Warszawa jest jednak w szczególnej sytuacji. Polska dysponuje obecnie tylko dwoma bateriami Patriot z ośmiu planowanych (dla porównania Rumunia – czterema jednostkami ogniowymi z siedmiu) i są one w konfiguracji z systemem IBCS, którego Polska jest jedynym użytkownikiem poza USA. Ponadto Polska jako jedyne państwo wspierające Ukrainę i dysponujące Patriotami ma lądową i powietrzną granicę zarówno z Ukrainą, jak i Rosją oraz Białorusią, wymagającą szczególnego zabezpieczenia, wspieranego zresztą przez USA, które wydzielają swoje Patrioty do osłony hubu logistycznego w Rzeszowie. Wreszcie, Polska – raczej na pewno spośród państw NATO – przekazała Ukrainie najwięcej posowieckiego sprzętu przeciwlotniczego, który trzeba zastąpić, uzupełniając luki. Dlatego w warunkach Polski ewentualna dostawa Patriota dla Ukrainy byłaby bardzo niekorzystna.

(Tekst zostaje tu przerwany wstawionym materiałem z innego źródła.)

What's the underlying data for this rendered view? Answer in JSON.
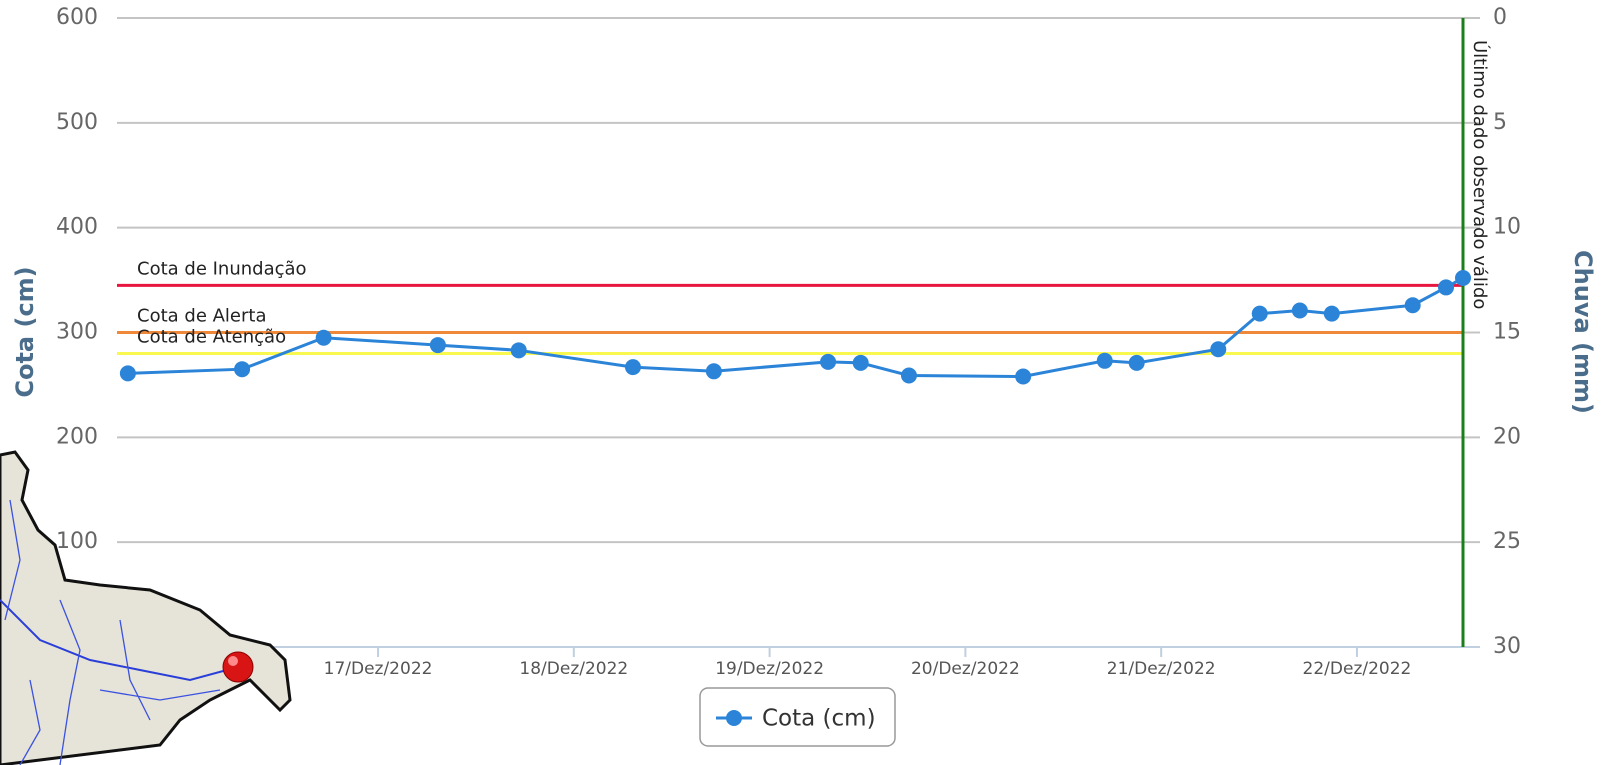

Redakcja Defence24.pl zapytała o stanowisko w tej sprawie Ministerstwo Obrony Narodowej. Wydział Prasowy MON podkreśla jednak, że na obecnym etapie „nie jesteśmy w stanie przekazać tego typu uzbrojenia Ukrainie”. Cały czas prowadzone są jednak rozmowy z sojusznikami w sprawie wsparcia obrony powietrznej Ukrainy i „różne sposoby” są rozważane.
Polska od lat intensywnie inwestuje w rozwój zdolności obrony powietrznej i przeciwrakietowej. Jednym z kluczowych programów rozwoju zdolności w tym zakresie jest program WISŁA/IBCS. W ramach jego realizacji pozyskaliśmy dwie baterie systemu PATRIOT, które obecnie są na etapie intensywnego wdrażania do SZ RP. Z tych przyczyn oraz biorąc pod uwagę nasze narodowe potrzeby bezpieczeństwa, obecnie nie jesteśmy w stanie przekazać tego typu uzbrojenia Ukrainie. Prowadzimy jednak intensywne rozmowy z naszymi sojusznikami, które mają na celu wzmocnienie ukraińskich zdolności obrony powietrznej. Różne sposoby wypełnienia tego zadania są obecnie rozważane. Z satysfakcją odnotowujemy również, że sojusznicy posiadający większy potencjał decydują się na przekazywanie stronie ukraińskiej sprzętu tego rodzaju.
Wydział Prasowy MON
MON „z satysfakcją” odnotowuje decyzje przekazania Ukrainie sprzętu przez sojuszników, którzy mają większy od Polski potencjał. „Polska konsekwentnie wspiera Ukrainę w walce o zachowanie niepodległości. Należy podkreślić, że każda decyzja Polski o przekazaniu sprzętu wojskowego i uzbrojenia Ukrainie jest poprzedzona szczegółową analizą”. (…) Jednocześnie informujemy, że szczegółowe dane dotyczące przekazanego oraz planowanych dostaw sprzętu i uzbrojenia wojskowego SZ Ukrainy są informacjami niejawnymi i nie mogą być podawane do wiadomości publicznej.
Warto podkreślić, że potrzeby Kijowa w zakresie obrony powietrznej będą tylko rosnąć, zważywszy na rozwój zdolności przez Rosję i nieuniknione na wojnie straty. Racjonalnym rozwiązaniem, obok przekazywania istniejących zestawów średniego zasięgu, byłoby zamawianie nowych i to w seriach co najmniej kilku, tak jak już ma to miejsce w wypadku systemów klasy NASAMS i IRIS-T SL. W ten sposób zostałaby też wzmocniona zachodnia baza przemysłowa. A to w perspektywie mogłoby doprowadzić do zwiększenia mocy produkcyjnych i przyspieszenia czasu dostaw, co w obecnej sytuacji jest niezbędne tak dla Ukrainy, jak i państw NATO.